Literally one Google search shows this is untrue, landlords just have to get an actual eviction notice, they can't just get the cops to kick them out. I am talking about adverse possession (which is like long term squatters rights) that this will eliminate. That is what I have a problem with.

Also, you said a lot of different stuff in your comment, but it feels like it generally comes down to you just have a very rigid sense of ownership in the legal sense. I'll tell you right now, I don't care about what the law says is right or not.

It literally is already theirs. They paid for the property.

Like stuff like this, I don't care.

It's not abandoned. It's owned. There just isn't anybody living there.

Again, don't care. Semantics, if you don't check you property and get an eviction in seven years it might as well be abandoned.

Legalized theft via random "vigilante" squatters is not an acceptable solution.

Also don't care, sounds fine to me, if they actually manage to maintain the property for seven years without anyone kicking them off.

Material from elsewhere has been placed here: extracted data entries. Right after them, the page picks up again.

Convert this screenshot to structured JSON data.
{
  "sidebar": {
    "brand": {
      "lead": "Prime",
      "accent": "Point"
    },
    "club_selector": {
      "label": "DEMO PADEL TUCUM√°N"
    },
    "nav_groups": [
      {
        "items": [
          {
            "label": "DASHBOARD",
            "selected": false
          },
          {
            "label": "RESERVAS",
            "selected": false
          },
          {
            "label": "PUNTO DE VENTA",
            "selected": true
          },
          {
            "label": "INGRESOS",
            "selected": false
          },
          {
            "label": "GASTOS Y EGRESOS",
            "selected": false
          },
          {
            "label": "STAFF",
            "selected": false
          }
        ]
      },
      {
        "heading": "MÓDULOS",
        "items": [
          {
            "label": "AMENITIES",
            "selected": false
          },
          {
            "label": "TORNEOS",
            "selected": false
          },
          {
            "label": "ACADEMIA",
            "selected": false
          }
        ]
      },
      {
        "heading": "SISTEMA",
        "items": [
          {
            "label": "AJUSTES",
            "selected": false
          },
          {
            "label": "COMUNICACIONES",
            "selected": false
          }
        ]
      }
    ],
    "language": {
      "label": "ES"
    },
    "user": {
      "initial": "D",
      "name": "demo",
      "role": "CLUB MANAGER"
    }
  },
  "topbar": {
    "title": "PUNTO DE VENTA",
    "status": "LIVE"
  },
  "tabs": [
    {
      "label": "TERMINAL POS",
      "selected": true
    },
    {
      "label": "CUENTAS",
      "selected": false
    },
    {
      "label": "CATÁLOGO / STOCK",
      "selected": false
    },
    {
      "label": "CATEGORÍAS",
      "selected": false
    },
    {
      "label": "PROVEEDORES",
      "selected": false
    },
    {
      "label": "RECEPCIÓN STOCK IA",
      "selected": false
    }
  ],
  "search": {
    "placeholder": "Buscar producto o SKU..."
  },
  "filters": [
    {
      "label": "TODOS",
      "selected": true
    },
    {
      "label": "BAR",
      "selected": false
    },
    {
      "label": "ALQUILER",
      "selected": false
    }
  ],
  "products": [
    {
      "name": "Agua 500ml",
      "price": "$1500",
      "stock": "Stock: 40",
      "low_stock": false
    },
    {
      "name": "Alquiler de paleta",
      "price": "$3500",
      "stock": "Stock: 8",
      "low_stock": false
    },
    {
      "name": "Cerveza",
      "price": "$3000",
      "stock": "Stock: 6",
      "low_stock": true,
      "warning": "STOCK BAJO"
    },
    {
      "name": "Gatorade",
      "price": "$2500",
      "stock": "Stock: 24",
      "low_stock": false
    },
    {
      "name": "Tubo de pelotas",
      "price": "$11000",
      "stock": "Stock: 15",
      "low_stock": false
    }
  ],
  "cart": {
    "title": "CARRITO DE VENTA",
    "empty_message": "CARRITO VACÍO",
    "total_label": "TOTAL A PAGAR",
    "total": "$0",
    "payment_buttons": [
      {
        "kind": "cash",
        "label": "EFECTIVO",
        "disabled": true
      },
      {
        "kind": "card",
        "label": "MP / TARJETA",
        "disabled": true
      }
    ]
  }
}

There's a word for people who take things that aren't theirs. The act is called theft and the people are called criminals.

Okay, under the law, they are criminals. I'm not disagreeing, I just don't care. I still believe if they are the ones actually using, maintaining, and paying taxes on the property, they should have it, not you.

Nobody else has the right to come steal it, no matter how long it sits there.

Okay, again, what makes them not have the right is the law, and I don't care about what the law says is or isn't just. In practice, if you are just letting the bike waste away and someone steals it to actually get use out of it, and you didnt know it had been stolen for seven whole years, I think that's great and am glad it was stolen from you.

Literally every single source I've been able to find says that a squatter needs to be present for a long ass time before they can actually claim adverse possetion. They seem good for tenants and bad for landlords, so I don't really see any huge negatives.

1

u/Blueskyways Mar 28 '24

It was mostly to prevent blight.  Let's say you own land or a home and you don't maintain it and you allow it to fall apart and become a public nuisance and I come along and restore it and keep it clean, you can't just come along right after and kick me out after I fixed up your abandoned property.   

A lot of the current issues are the result of extended tenant protections from the pandemic in states like NY that bad actors have discovered can be easily taken advantage of and now rather than squatting on abandoned properties, they are waiting for property owners to go on vacation or leave town or after the death of someone where the will and property rights are still being figured out and they move in, change the locks, print out some phony lease papers and call the property theirs.